Coming to America
They told me the streets of America were paved with gold.
But when I arrived, I found they weren’t paved with gold.
I found out they weren’t paved at all.
I’m one of the people who paved them.”
— Unknown Irish Immigrant
Some time around 1895, my great-great grandfather Samuel Aiken left County Antrim, Ireland, to make a new life in the United States.
For him and another 12 million immigrants, the benefits of American citizenship came at the expense of a long and difficult journey through Ellis Island.
When we visited the Ellis Island Immigration Musuem shortly after Easter, the trip was considerably easier: Nothing more than a short ferry ride from Battery Park in lower Manhattan, following a brief stopover on Liberty Island.
But the relative ease of our journey was only the most obvious difference.

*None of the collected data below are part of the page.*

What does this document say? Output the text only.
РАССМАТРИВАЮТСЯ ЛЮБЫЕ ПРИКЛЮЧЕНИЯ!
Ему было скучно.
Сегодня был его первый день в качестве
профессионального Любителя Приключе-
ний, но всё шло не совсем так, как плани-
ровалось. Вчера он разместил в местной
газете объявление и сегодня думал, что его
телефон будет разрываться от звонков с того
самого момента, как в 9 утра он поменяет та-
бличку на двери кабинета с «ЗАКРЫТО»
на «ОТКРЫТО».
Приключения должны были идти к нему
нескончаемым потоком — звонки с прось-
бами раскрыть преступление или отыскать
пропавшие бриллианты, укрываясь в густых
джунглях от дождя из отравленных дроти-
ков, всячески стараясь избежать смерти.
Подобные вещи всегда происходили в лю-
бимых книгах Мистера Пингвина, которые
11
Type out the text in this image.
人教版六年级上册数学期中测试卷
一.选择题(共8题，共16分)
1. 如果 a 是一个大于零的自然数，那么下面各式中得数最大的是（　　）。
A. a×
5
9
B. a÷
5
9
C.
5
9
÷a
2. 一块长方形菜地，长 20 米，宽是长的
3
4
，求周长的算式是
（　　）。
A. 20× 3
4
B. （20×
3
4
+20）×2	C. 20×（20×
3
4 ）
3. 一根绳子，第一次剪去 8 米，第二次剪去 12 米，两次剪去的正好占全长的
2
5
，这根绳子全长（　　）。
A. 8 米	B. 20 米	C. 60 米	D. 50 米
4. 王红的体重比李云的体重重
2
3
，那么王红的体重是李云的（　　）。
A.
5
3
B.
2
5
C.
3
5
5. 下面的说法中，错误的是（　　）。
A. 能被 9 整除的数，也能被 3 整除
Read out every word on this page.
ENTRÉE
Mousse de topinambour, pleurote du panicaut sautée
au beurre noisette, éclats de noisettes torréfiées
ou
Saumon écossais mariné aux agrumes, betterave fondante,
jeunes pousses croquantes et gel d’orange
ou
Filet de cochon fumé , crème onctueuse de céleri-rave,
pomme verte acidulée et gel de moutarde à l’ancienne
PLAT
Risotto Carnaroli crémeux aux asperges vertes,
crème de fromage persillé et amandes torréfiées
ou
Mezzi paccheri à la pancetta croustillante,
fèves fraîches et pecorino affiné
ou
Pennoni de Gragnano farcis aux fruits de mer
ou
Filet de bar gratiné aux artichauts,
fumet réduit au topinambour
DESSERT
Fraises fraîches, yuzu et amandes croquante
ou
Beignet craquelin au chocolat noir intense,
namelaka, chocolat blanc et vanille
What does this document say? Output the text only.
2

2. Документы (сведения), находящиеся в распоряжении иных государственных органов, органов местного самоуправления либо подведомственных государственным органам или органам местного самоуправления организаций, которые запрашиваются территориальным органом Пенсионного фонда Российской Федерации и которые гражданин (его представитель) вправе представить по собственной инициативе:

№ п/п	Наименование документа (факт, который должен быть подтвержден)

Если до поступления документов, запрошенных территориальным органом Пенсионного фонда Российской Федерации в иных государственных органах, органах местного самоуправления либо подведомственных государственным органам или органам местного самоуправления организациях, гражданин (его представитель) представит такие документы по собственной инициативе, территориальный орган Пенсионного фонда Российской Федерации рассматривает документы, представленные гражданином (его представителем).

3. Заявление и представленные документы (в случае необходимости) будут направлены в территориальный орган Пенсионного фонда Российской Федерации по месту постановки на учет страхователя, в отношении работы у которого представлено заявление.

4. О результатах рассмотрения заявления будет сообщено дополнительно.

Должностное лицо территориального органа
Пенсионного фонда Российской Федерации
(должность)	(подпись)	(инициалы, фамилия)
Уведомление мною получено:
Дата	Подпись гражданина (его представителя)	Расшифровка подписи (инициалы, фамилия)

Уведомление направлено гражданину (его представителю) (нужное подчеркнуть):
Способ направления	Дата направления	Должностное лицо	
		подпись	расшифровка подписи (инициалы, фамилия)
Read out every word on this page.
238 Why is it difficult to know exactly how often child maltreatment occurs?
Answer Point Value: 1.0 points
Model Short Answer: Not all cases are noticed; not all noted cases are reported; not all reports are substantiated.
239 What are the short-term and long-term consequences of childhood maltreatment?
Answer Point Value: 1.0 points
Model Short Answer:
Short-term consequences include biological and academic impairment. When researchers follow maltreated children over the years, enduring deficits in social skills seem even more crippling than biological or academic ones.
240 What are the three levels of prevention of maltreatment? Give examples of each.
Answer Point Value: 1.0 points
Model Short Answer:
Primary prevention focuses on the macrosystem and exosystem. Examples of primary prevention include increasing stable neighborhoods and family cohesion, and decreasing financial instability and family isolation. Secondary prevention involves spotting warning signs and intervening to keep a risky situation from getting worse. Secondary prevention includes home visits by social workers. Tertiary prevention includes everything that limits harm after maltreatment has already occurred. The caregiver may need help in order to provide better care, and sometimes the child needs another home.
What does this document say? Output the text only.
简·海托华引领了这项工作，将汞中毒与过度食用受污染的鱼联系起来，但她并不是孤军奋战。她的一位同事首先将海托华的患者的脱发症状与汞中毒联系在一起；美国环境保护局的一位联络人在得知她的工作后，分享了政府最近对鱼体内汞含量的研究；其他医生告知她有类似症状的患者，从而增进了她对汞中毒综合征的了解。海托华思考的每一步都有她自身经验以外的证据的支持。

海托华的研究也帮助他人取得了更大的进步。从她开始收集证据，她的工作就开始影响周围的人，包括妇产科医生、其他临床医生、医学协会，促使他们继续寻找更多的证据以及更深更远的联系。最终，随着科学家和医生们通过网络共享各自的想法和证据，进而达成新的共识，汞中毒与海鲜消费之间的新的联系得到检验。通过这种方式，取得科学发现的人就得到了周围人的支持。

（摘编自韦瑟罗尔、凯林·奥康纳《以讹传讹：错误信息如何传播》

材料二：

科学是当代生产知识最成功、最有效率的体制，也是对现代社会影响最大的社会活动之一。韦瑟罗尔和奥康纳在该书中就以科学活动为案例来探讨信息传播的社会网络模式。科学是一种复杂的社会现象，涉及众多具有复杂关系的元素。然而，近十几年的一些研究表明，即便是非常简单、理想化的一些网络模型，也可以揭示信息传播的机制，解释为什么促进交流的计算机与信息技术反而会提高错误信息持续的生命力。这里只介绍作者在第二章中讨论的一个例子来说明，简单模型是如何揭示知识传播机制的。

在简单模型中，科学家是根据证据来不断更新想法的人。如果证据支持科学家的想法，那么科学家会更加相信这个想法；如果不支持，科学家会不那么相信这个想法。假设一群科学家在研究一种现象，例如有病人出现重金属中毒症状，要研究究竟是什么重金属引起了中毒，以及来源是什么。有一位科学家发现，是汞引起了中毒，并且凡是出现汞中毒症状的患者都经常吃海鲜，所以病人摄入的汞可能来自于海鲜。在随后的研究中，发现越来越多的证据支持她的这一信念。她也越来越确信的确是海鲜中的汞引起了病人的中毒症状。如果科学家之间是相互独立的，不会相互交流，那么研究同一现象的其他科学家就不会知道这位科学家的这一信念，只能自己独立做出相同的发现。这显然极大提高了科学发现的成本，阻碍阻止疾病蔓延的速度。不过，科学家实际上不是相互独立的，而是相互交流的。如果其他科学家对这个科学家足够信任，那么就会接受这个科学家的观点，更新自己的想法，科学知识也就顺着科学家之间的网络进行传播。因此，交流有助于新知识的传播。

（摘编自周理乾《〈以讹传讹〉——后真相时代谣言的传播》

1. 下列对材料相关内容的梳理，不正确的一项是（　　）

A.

A hundred years ago, many European immigrants’ first experience of the United States would have included sailing past the Statue of Liberty to arrive at the beaux arts main building on Ellis Island.
The immigrants processed there were the poorest of the poor, having made the the passage in steerage. Most likely, this first building they entered in America was the finest building they had ever been in.
The building’s architecture was a powerful symbol of the promise and opportunity found in their new country.
But to enter the United States, they first had to get past the bureaucrats of the day. All immigrants had to pass a medical exam consisting of a walk up a long flight of stairs under the watchful eye of “medical inspectors.” According to the national park docents, these inspectors could diagnosis sixty diseases with just a look.
Immigrants who didn’t appear healthy enough were held for further observation or sent back to their port of origin.
On the day we visited Ellis Island, we made the trip with hundreds of European tourists. Dozens of languages were in the air, as they must have been one hundred years ago. But for these modern Europeans, their first experience of Ellis Island was to pass through through metal detectors and a bag search before boarding the ferry.
Gruff security guards barked orders at tourists who seemed bemused (and perhaps a bit irritated) by the whole process. Signs had been posted to remind park visitors not to bring firearms and other dangerous weapons on board the ferries.
Once in the main building on Ellis Island, the immigrant experience had become a multimedia experience. Visitors could see a play, a film, and exhibits that included personal artifacts and stories of people who braved the journey to America, all for the promise of a better life.
The irony of the day was not lost on me.
A century ago, millions of Europeans, most nearly penniless, came to this country to seek their fortune. Today, they come with their fortune – strong euros and pounds that make New York a relative bargain.
I couldn’t help but wonder what these tourists thought of America today, and if the idea of America still captured their imagination, as it had captured the imagination of those who had come before them.
1 comment
Interesting to read this from a tourist to Ellis Island, where my parents passed through — my father in 1929, my mother in 1932.